Laryngoscopy and tracheal intubation may cause hemodynamic changes, cartilage dislocation and sore throat and requires some levels of muscle relaxation which could interfere with nerve monitoring in cochlear implant surgery. On the other hand, LMA does not require muscle relaxation as deep as needed for tracheal tubes. It also might cause less hemodynamic changes in patients.
Objectives: comparing the effects and side effects of LMA and laryngeal tube for airway management in children candidate for cochlear implantation, concerning the airway pressure, arterial blood O2 saturation, end tidal CO2, cough, spasm, apnea, sore throat, vomiting and dysrhythmia.
Design: this study is a randomized, single-blinded, mono center clinical trial
Setting and Conduct: Patients divide randomly into two groups of LMA and Tracheal Tube. Anesthesia technique would be the same in both groups. During surgery, arterial O2 saturation, end-tidal CO2, airway pressure and pulse rate would be monitored in both groups and would be compared. Moreover, degreel of bleeding and surgeon's satisfaction of surgical field would be compared. In post operative period presence or absence of cough, spasm, apnea, vomiting, sore throat and dysrhythmia would be sought and compared too.

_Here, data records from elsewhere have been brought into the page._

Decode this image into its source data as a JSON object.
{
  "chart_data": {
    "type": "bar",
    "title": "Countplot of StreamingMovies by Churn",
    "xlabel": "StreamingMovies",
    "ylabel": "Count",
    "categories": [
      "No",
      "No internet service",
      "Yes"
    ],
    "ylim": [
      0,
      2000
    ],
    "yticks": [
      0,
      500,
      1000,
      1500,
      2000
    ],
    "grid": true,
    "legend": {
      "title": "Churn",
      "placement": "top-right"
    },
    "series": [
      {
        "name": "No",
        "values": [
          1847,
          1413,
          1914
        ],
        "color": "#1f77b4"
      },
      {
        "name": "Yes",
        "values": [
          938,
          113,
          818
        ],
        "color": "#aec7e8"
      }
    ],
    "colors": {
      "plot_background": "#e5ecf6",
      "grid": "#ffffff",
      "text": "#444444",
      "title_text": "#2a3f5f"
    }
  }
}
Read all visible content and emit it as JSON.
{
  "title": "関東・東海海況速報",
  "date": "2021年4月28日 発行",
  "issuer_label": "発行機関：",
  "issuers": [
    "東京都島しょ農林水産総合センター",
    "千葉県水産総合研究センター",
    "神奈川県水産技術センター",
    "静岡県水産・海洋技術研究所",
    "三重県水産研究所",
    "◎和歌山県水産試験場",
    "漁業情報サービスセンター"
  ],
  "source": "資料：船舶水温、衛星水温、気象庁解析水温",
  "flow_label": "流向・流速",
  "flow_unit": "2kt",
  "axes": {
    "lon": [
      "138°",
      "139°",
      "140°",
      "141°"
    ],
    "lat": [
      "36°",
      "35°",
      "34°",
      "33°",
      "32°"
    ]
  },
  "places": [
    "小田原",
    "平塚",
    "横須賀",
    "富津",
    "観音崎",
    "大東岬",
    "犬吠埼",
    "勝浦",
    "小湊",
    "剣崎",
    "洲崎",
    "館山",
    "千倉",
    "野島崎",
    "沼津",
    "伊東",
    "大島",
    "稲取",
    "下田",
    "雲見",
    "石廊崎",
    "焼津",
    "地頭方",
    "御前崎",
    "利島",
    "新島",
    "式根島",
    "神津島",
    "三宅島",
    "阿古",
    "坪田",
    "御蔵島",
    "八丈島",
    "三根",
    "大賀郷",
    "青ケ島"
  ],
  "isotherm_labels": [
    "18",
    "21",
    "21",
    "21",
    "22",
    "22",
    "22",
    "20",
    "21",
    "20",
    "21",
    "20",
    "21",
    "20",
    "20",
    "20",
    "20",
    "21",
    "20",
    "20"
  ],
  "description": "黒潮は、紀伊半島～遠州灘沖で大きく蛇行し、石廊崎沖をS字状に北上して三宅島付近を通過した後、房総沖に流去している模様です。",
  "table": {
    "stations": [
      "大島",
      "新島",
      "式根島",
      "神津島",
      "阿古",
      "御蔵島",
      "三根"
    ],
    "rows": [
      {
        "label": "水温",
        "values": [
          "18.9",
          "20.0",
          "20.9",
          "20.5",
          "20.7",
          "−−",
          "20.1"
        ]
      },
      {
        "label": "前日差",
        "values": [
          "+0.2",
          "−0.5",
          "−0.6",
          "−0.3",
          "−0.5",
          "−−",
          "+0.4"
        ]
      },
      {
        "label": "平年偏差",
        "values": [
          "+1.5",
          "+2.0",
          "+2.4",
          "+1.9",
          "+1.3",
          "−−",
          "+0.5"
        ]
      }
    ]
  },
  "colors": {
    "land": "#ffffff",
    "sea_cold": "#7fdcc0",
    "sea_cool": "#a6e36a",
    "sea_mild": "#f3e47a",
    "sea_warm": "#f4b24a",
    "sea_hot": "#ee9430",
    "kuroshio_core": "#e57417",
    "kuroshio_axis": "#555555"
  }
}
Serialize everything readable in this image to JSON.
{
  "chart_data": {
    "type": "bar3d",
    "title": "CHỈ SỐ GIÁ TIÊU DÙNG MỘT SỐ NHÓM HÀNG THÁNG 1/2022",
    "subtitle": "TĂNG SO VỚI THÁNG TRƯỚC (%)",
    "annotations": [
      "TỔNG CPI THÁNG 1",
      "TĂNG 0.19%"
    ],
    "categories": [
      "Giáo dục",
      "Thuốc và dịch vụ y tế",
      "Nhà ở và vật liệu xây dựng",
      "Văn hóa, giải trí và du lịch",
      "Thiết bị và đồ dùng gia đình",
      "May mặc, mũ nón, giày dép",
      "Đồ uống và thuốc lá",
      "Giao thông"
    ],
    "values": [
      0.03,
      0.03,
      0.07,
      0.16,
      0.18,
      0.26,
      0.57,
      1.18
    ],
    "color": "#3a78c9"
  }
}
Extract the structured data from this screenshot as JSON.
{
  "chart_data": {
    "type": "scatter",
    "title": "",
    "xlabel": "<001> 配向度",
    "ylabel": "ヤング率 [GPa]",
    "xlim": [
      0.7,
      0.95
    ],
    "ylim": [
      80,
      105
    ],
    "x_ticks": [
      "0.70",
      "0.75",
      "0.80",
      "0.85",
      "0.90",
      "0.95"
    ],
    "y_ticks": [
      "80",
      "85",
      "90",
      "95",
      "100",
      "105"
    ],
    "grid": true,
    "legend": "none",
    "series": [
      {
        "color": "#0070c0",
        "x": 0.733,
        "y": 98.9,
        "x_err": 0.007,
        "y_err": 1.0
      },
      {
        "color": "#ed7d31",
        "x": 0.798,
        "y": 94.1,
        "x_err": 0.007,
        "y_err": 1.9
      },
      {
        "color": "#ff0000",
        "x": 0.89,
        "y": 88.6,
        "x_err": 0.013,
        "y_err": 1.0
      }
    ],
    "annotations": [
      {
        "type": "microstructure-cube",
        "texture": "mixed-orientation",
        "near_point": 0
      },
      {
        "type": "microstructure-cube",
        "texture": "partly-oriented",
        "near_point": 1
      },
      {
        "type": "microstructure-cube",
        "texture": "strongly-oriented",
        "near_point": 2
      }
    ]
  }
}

Patients and Criteria: Sixty deaf children between 3 to 17 years old in ASA classification I and II candidate for cochlear implant, Exclusion criteria would be upper respiratory tract infection and any findings accounting for difficult airway
Main outcome: arterial O2 saturation, end-tidal CO2, airway pressure, pulse rate, cough, spasm, apnea, sore throat, vomiting and dysrhythmia.